Les deux requérants demandaient l'annulation pour excès de pouvoir de l'instruction du 31 juillet 1996 du directeur de l'Office national de la chasse, relative aux dispositions applicables à la police de la chasse au gibier d'eau.

Le Conseil d'Etat -qui n'a jugé recevable qu'un seul de ces deux recours- a annulé pour excès de pouvoir les dispositions de l'instruction du 31 juillet 1996, considérant que celle-ci n'est pas interprétative, mais réglementaire et non conforme aux normes juridiques auxquelles elle se rapporte.
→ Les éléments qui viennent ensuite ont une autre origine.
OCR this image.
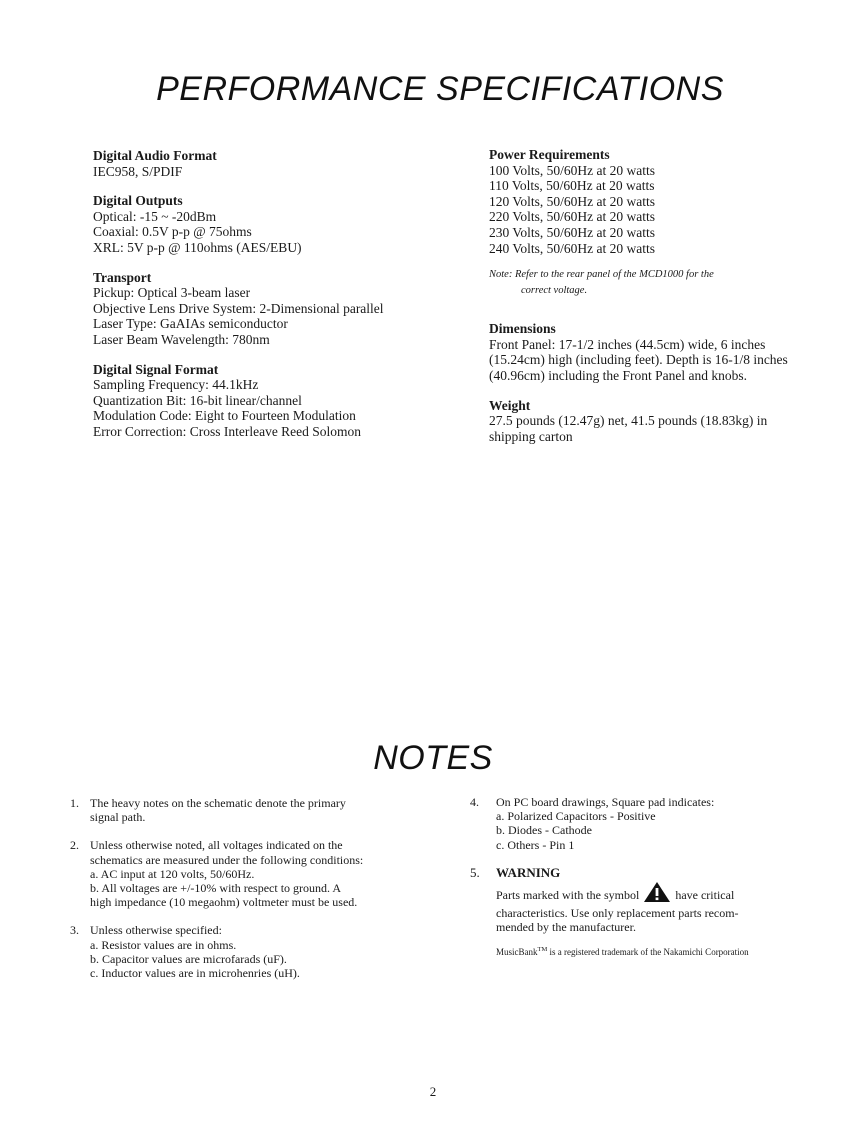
PERFORMANCE SPECIFICATIONS
Digital Audio Format
IEC958, S/PDIF
Digital Outputs
Optical: -15 ~ -20dBm
Coaxial: 0.5V p-p @ 75ohms
XRL: 5V p-p @ 110ohms (AES/EBU)
Transport
Pickup: Optical 3-beam laser
Objective Lens Drive System: 2-Dimensional parallel
Laser Type: GaAIAs semiconductor
Laser Beam Wavelength: 780nm
Digital Signal Format
Sampling Frequency: 44.1kHz
Quantization Bit: 16-bit linear/channel
Modulation Code: Eight to Fourteen Modulation
Error Correction: Cross Interleave Reed Solomon
Power Requirements
100 Volts, 50/60Hz at 20 watts
110 Volts, 50/60Hz at 20 watts
120 Volts, 50/60Hz at 20 watts
220 Volts, 50/60Hz at 20 watts
230 Volts, 50/60Hz at 20 watts
240 Volts, 50/60Hz at 20 watts
Note: Refer to the rear panel of the MCD1000 for the
correct voltage.
Dimensions
Front Panel: 17-1/2 inches (44.5cm) wide, 6 inches (15.24cm) high (including feet). Depth is 16-1/8 inches (40.96cm) including the Front Panel and knobs.
Weight
27.5 pounds (12.47g) net, 41.5 pounds (18.83kg) in shipping carton
NOTES
1. The heavy notes on the schematic denote the primary
signal path.
2. Unless otherwise noted, all voltages indicated on the
schematics are measured under the following conditions:
a. AC input at 120 volts, 50/60Hz.
b. All voltages are +/-10% with respect to ground. A
high impedance (10 megaohm) voltmeter must be used.
3. Unless otherwise specified:
a. Resistor values are in ohms.
b. Capacitor values are microfarads (uF).
c. Inductor values are in microhenries (uH).
4.	On PC board drawings, Square pad indicates:
a. Polarized Capacitors - Positive
b. Diodes - Cathode
c. Others - Pin 1
5.	WARNING
Parts marked with the symbol	have critical
characteristics. Use only replacement parts recom-
mended by the manufacturer.
MusicBank™ is a registered trademark of the Nakamichi Corporation
2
Le Conseil d'Etat condamne plus particulièrement :

- les recommandations relatives au tir au gibier d'eau à une distance inférieure à 30 mètres de la nappe d'eau, comme étant contraires aux articles R 224-5 et R.224-6 du code rural qui autorisent seulement le tir au-dessus de la nappe d'eau ;

- les dispositions relatives à l'éjointage des appelants qui méconnaissent l'interdiction de mutiler les appelants vivants édictée par l'article 8 de la directive n°79/409/CEE du 2 avril 1979, faute d'avoir précisé que l'éjointage doit être limité à la taille des rémiges ;

- la mesure prescrivant aux agents de l'Office national de la chasse de ne relever les infractions que dans la période en-deçà des deux heures avant le lever du soleil et au-delà des deux heures après son coucher, parce qu'elle méconnaît l'interdiction légale de la chasse de nuit.

Avec ce dernier considérant, le Conseil d'Etat rappelle strictement le contenu de l'interdiction générale posée par l'article L.224-4 du code rural et indique qu'une instruction administrative ne saurait contrevenir à une loi. Il ne tient pas compte du texte fondateur constitué par l'article 9 de la loi du 3 mai 1844 ni des travaux préparatoires de cette loi, qui auraient pu lui permettre de justifier l'existence d'un régime dérogatoire pour la chasse de nuit au gibier d'eau.

Compte tenu de cette annulation, il faut considérer que la pratique de la chasse de nuit ou à la passée du gibier d'eau est désormais dépourvue de base juridique.